The Mrs. has been working retail too. She slices meats and cheeses behind the Deli counter in a supermarket. She looks cute in the cap they make her wear.

Her experience has been different from mine in that the management where she works has been pretty good. For her, the trouble is the customers.

Wednesday is cheap chicken day. The Deli staff cooks about a thousand rotisserie chickens and sells them for $5 each. They make some barbecue, some honey, some Italian seasoned. One night, during a snowstorm, of course, a portly woman came rushing to the counter.

“Where’s my chicken!” she yelled, ‘I drove all the way out here in the snow and I can’t believe you don’t have the flavor of chicken I wanted!” The tears began to flow as she screamed, “I demand you make more chicken. I demand it right now.”

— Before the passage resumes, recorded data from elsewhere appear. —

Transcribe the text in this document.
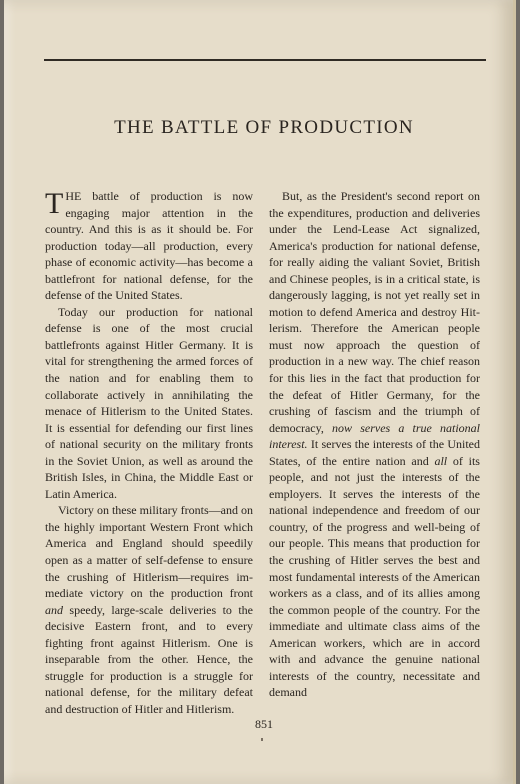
THE BATTLE OF PRODUCTION

THE battle of production is now engaging major attention in the country. And this is as it should be. For production today—all production, every phase of economic activity—has become a battlefront for national defense, for the defense of the United States.

Today our production for national defense is one of the most crucial battlefronts against Hitler Germany. It is vital for strengthening the armed forces of the nation and for enabling them to collaborate actively in annihilating the menace of Hitlerism to the United States. It is essential for defending our first lines of national security on the military fronts in the Soviet Union, as well as around the British Isles, in China, the Middle East or Latin America.

Victory on these military fronts—and on the highly important Western Front which America and England should speedily open as a matter of self-defense to ensure the crushing of Hitlerism—requires immediate victory on the production front and speedy, large-scale deliveries to the decisive Eastern front, and to every fighting front against Hitlerism. One is inseparable from the other. Hence, the struggle for production is a struggle for national defense, for the military defeat and destruction of Hitler and Hitlerism.

But, as the President's second report on the expenditures, production and deliveries under the Lend-Lease Act signalized, America's production for national defense, for really aiding the valiant Soviet, British and Chinese peoples, is in a critical state, is dangerously lagging, is not yet really set in motion to defend America and destroy Hitlerism. Therefore the American people must now approach the question of production in a new way. The chief reason for this lies in the fact that production for the defeat of Hitler Germany, for the crushing of fascism and the triumph of democracy, now serves a true national interest. It serves the interests of the United States, of the entire nation and all of its people, and not just the interests of the employers. It serves the interests of the national independence and freedom of our country, of the progress and well-being of our people. This means that production for the crushing of Hitler serves the best and most fundamental interests of the American workers as a class, and of its allies among the common people of the country. For the immediate and ultimate class aims of the American workers, which are in accord with and advance the genuine national interests of the country, necessitate and demand

851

More recently, a customer freaked out after she ordered her half a pound of cold cuts, and her cell phone rang. The woman started up a full-blown conversation. Instead of making the next customer wait until the woman wrapped up her chat, the Mrs. went on to wait on the only other person in line.

When she had concluded her phone conversation, the woman went ballistic. Demanded to see a manager, claimed the Mrs. had maliciously slighted her. This woman wasn’t done ordering. She needed cheese and my wife should have known!!

Social conservatives are quick to point to television or rock and roll as forces coarsening our culture, they would do well to consider how the dictum “the customer is always right” contributes to cultural rot.

When the manager came over to deal with the cell phone crazy, he said, “I’m sure she didn’t mean it. We apologize. It won’t happen again.”

His milquetoast response infuriated me. What he should have said was, “Listen, lady get out of this store and never come back. If we ever see you here again, we’ll call the law.”

Of course, he didn’t because it is the habit of commercial establishments to protect even the most vile and obnoxious from the natural consequences of their actions in return for the money those customers spend. The belief in consequence free behavior has seeped into all of American life in part because of the attitudes mass-market corporate capitalism encourages.

By refusing to hold people to normal levels of social accountability, corporate retailers teach customers the dollar makes any behavior acceptable and employees that no amount of money is so small their dignity won’t be trampled to grab it.